Let stdout, stderr and INFO log messages go to the terminal instead of capturing them: ./scripts/pytest -s --log-cli-level=INFO ... (Note many tests capture subprocess outputs separately, so this may not show much.)

Exit after the first test failure: ./scripts/pytest -x ... (there are many more pytest options; run pytest -h to see them.)

Writing a test

Every test needs a Zenith Environment, or ZenithEnv to operate in. A Zenith Environment is like a little cloud-in-a-box, and consists of a Pageserver, 0-N Safekeepers, and compute Postgres nodes. The connections between them can be configured to use JWT authentication tokens, and some other configuration options can be tweaked too.

The easiest way to get access to a Zenith Environment is by using the zenith_simple_env fixture. The 'simple' env may be shared across multiple tests, so don't shut down the nodes or make other destructive changes in that environment. Also don't assume that there are no tenants or branches or data in the cluster. For convenience, there is a branch called empty, though. The convention is to create a test-specific branch of that and load any test data there, instead of the 'main' branch.

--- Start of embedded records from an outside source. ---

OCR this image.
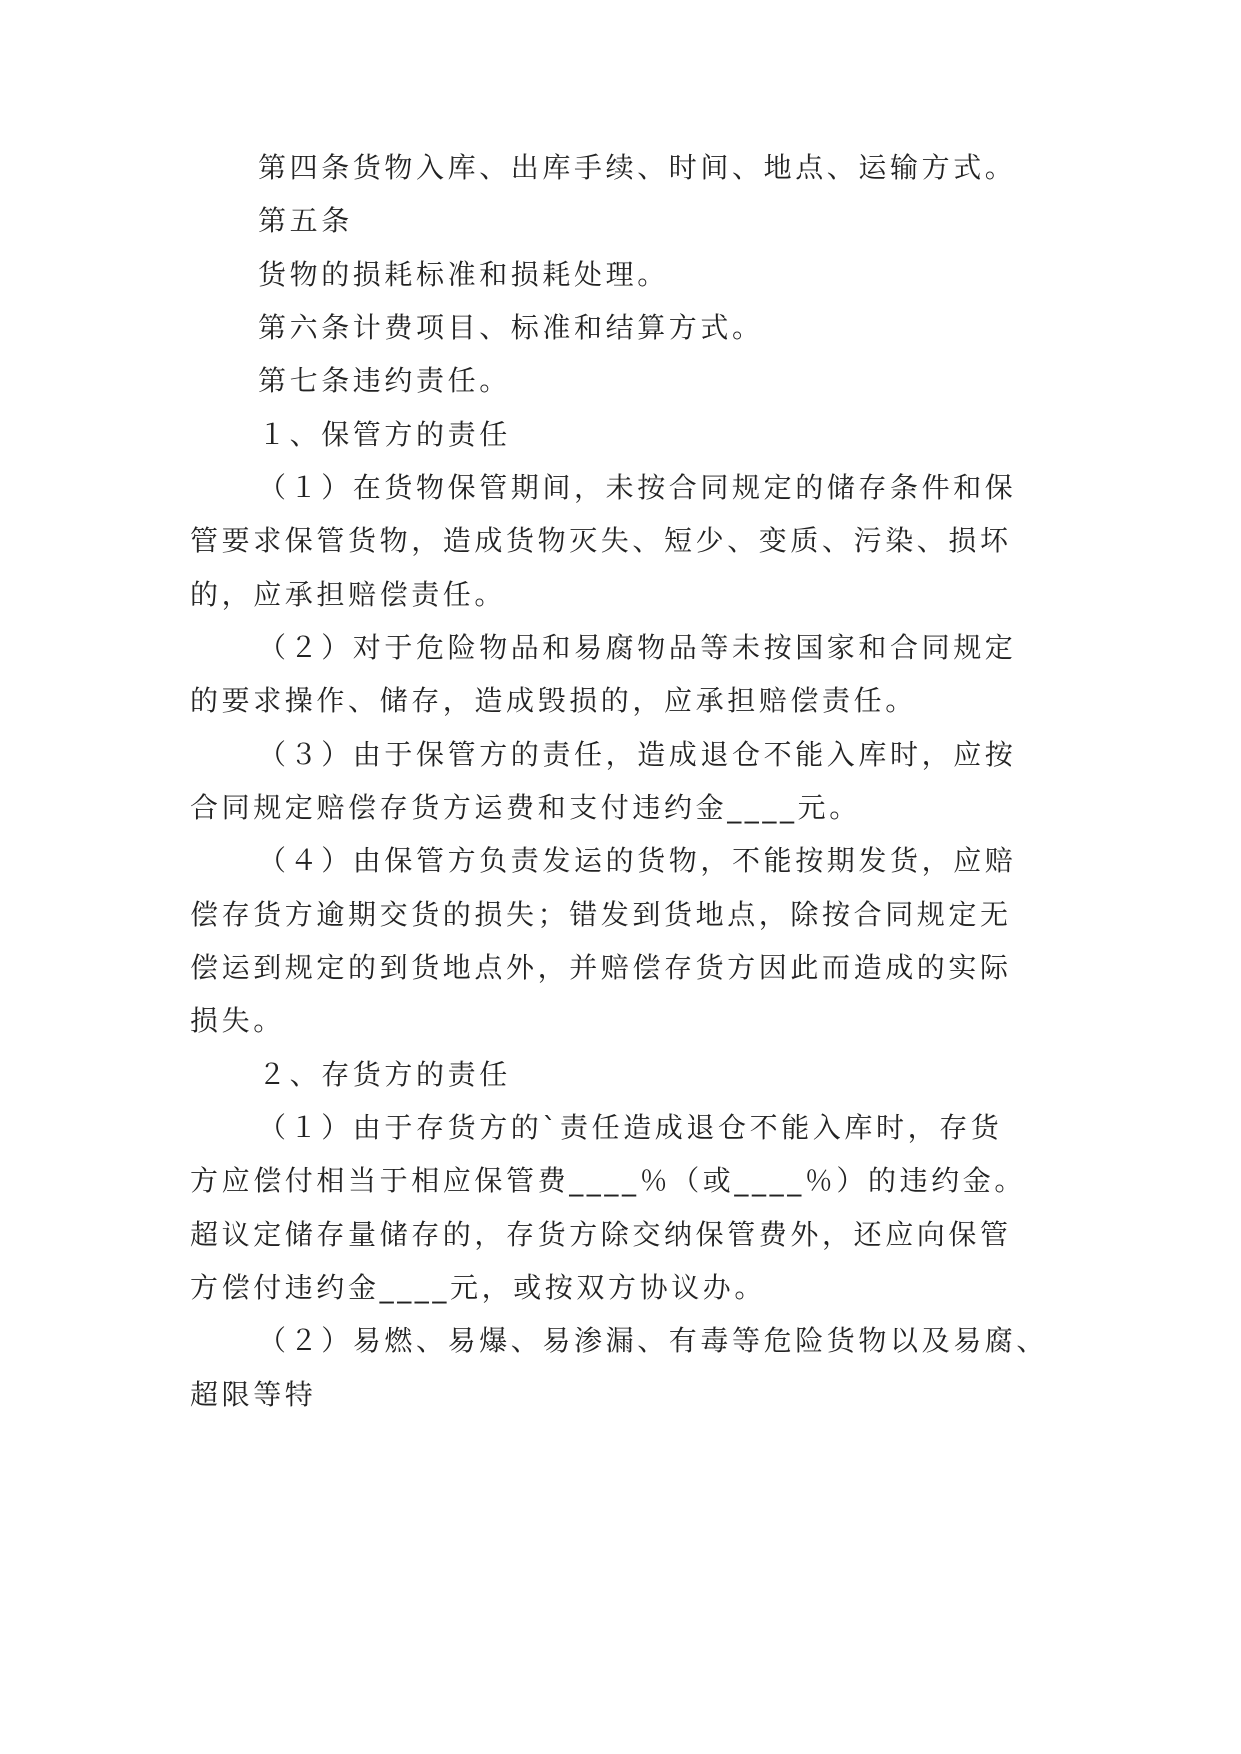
第四条货物入库、出库手续、时间、地点、运输方式。
第五条
货物的损耗标准和损耗处理。
第六条计费项目、标准和结算方式。
第七条违约责任。
１、保管方的责任
（１）在货物保管期间，未按合同规定的储存条件和保
管要求保管货物，造成货物灭失、短少、变质、污染、损坏
的，应承担赔偿责任。
（２）对于危险物品和易腐物品等未按国家和合同规定
的要求操作、储存，造成毁损的，应承担赔偿责任。
（３）由于保管方的责任，造成退仓不能入库时，应按
合同规定赔偿存货方运费和支付违约金____元。
（４）由保管方负责发运的货物，不能按期发货，应赔
偿存货方逾期交货的损失；错发到货地点，除按合同规定无
偿运到规定的到货地点外，并赔偿存货方因此而造成的实际
损失。
２、存货方的责任
（１）由于存货方的`责任造成退仓不能入库时，存货
方应偿付相当于相应保管费____％（或____％）的违约金。
超议定储存量储存的，存货方除交纳保管费外，还应向保管
方偿付违约金____元，或按双方协议办。
（２）易燃、易爆、易渗漏、有毒等危险货物以及易腐、
超限等特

For more complicated cases, you can build a custom Zenith Environment, with the zenith_env fixture:

def test_foobar(zenith_env_builder: ZenithEnvBuilder):
    # Prescribe the environment.
    # We want to have 3 safekeeper nodes, and use JWT authentication in the
    # connections to the page server
    zenith_env_builder.num_safekeepers = 3
    zenith_env_builder.set_pageserver_auth(True)

    # Now create the environment. This initializes the repository, and starts
    # up the page server and the safekeepers
    env = zenith_env_builder.init_start()

    # Run the test
    ...

For more information about pytest fixtures, see https://docs.pytest.org/en/stable/fixture.html

At the end of a test, all the nodes in the environment are automatically stopped, so you don't need to worry about cleaning up. Logs and test data are preserved for the analysis, in a directory under ../test_output/<testname>

Before submitting a patch

Ensure that you pass all obligatory checks.

Also consider:

  • Writing a couple of docstrings to clarify the reasoning behind a new test.
  • Adding more type hints to your code to avoid Any, especially:
    • For fixture parameters, they are not automatically deduced.
    • For function arguments and return values.